In 507 BC, during the time Cleisthenes was leading Athenian politics, and probably at his instigation, democratic Athens sent an embassy to Artaphernes, brother of Darius I, and Achaemenid Satrap, of Asia Minor in the capital of Sardis, looking for Persian assistance in order to resist the threats from Sparta. Herodotus reports that Artaphernes had no previous knowledge of the Athenians, and his initial reaction was "Who are these people?" Artaphernes asked the Athenians for "Water and Earth", a symbol of submission, if they wanted help from the Achaemenid king. The Athenian ambassadors apparently accepted to comply, and to give "Earth and Water". Artaphernes also advised the Athenians that they should receive back the Athenian tyrant Hippias. The Persians threatened to attack Athens if they did not accept Hippias. Nevertheless, the Athenians preferred to remain democratic despite the danger from the Achaemenid Empire, and the ambassadors were disavowed and censured upon their return to Athens.

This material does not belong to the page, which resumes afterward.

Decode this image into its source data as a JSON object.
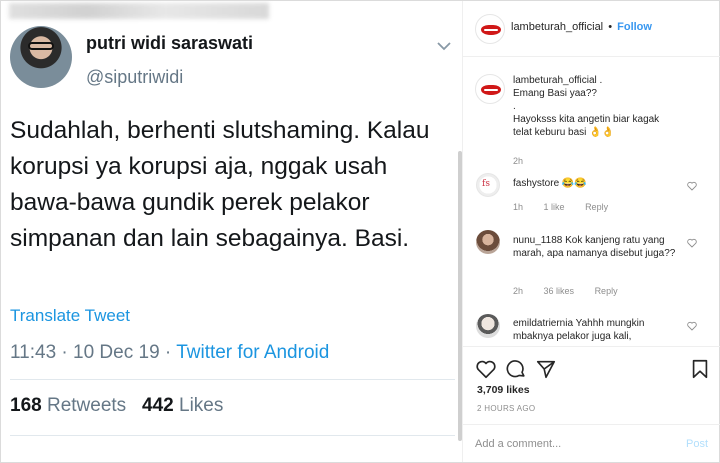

After that, the Athenians sent to bring back Cleisthenes and the seven hundred households banished by Cleomenes; then they despatched envoys to Sardis, desiring to make an alliance with the Persians; for they knew that they had provoked the Lacedaemonians and Cleomenes to war. When the envoys came to Sardis and spoke as they had been bidden, Artaphrenes son of Hystaspes, viceroy of Sardis, asked them, "What men are you, and where dwell you, who desire alliance with the Persians?" Being informed by the envoys, he gave them an answer whereof the substance was, that if the Athenians gave king Darius earth and water, then he would make alliance with them; but if not, his command was that they should begone. The envoys consulted together and consented to give what was asked, in their desire to make the alliance. So they returned to their own country, and were then greatly blamed for what they had done.
— Herodotus 5.73.

There is a possibility that the Achaemenid ruler now saw the Athenians as subjects who had solemnly promised submission through the gift of "Earth and Water", and that subsequent actions by the Athenians, such as their intervention in the Ionian revolt, were perceived as a breach of oath and a rebellion against the central authority of the Achaemenid ruler.